Train the analytics team. It’s important to educate people analytics specialists on how to read and scrutinize data, watch out for inaccurate data, and make data-informed decisions. These HR professionals determine the effectiveness of the talent analytics system.
Be aware of potential pitfalls. Companies can use an HRIS platform to simplify, filter, and present the data in a digestible manner to managers. Another challenge to be mindful of is the essential protection of people’s privacy through data encryption and adherence to an honest, fair, and transparent policy.
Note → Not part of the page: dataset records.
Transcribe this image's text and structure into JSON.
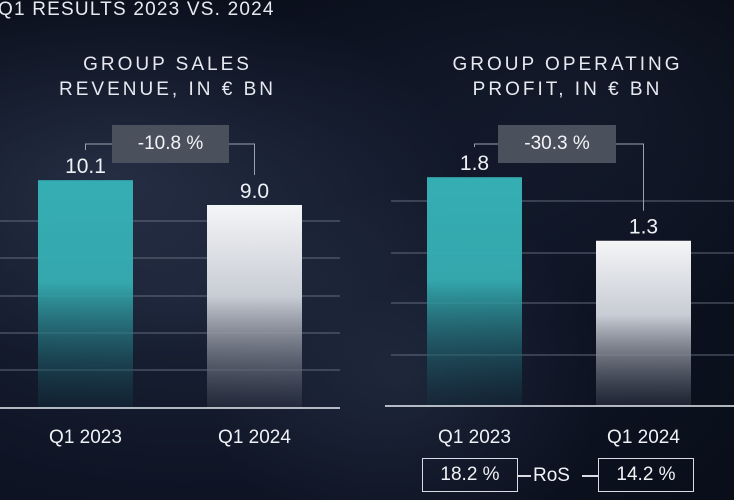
{
  "page": {
    "title": "Q1 RESULTS 2023 VS. 2024"
  },
  "colors": {
    "teal": "#35aeb3",
    "white_bar": "#f4f5f7",
    "grid": "#7a8394",
    "box_bg": "#4a505c"
  },
  "chart_data": [
    {
      "type": "bar",
      "title_line1": "GROUP SALES",
      "title_line2": "REVENUE, IN € BN",
      "categories": [
        "Q1 2023",
        "Q1 2024"
      ],
      "values": [
        10.1,
        9.0
      ],
      "value_labels": [
        "10.1",
        "9.0"
      ],
      "change_label": "-10.8 %",
      "ylim": [
        0,
        13.3
      ],
      "grid": true
    },
    {
      "type": "bar",
      "title_line1": "GROUP OPERATING",
      "title_line2": "PROFIT, IN € BN",
      "categories": [
        "Q1 2023",
        "Q1 2024"
      ],
      "values": [
        1.8,
        1.3
      ],
      "value_labels": [
        "1.8",
        "1.3"
      ],
      "change_label": "-30.3 %",
      "ylim": [
        0,
        2.36
      ],
      "grid": true,
      "ros": {
        "label": "RoS",
        "values": [
          "18.2 %",
          "14.2 %"
        ]
      }
    }
  ]
}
People analytics vs HR analytics
Professionals use the terms “people analytics” and “HR analytics” interchangeably. However, there’s a difference between the two:
HR analytics focuses on leveraging the HR department’s data to understand and manage the workforce. It delves into individual team members’ behaviors, performance, and engagement, aiming to optimize various HR processes across the employee lifecycle.
While people analytics also uses HR data, its focus extends beyond this to wider data sources across the organization, such as overall business performance, finance, marketing, and sales. It gathers a broader spectrum of data to gain deeper insights that inform strategic decisions.
People analytics trends
The extent to which organizations embrace people analytics and the ways they use it are already changing:
Focus on employee experience. There’s a shift toward improving the overall employee journey, emphasizing aspects like wellness and productive remote work experiences.
Ethical data use. With the increased concern around data privacy, there’ll be greater emphasis on ethical considerations around data usage and maintaining transparency in data collection and analysis.
Platform integration. People analytics tools will integrate data from an organization’s different software and apps to make it easier to get all the necessary insights from a single source.
Diversity, equity, and inclusion. There’s a greater focus on using people analytics to improve diversity, equity, and inclusion within organizations and this will only continue to grow.
AI integration. People analytics platforms are starting to integrate AI-driven tools to streamline data analysis and derive deeper insights from complex data sets.
How can people analytics improve company culture?
People analytics provides HR leaders, managers, and executives with data to support the alignment of employee performance with company objectives. Effectively assessing and acting on this data contributes to effective hiring and training tactics, employee engagement, and in turn, a robust company culture.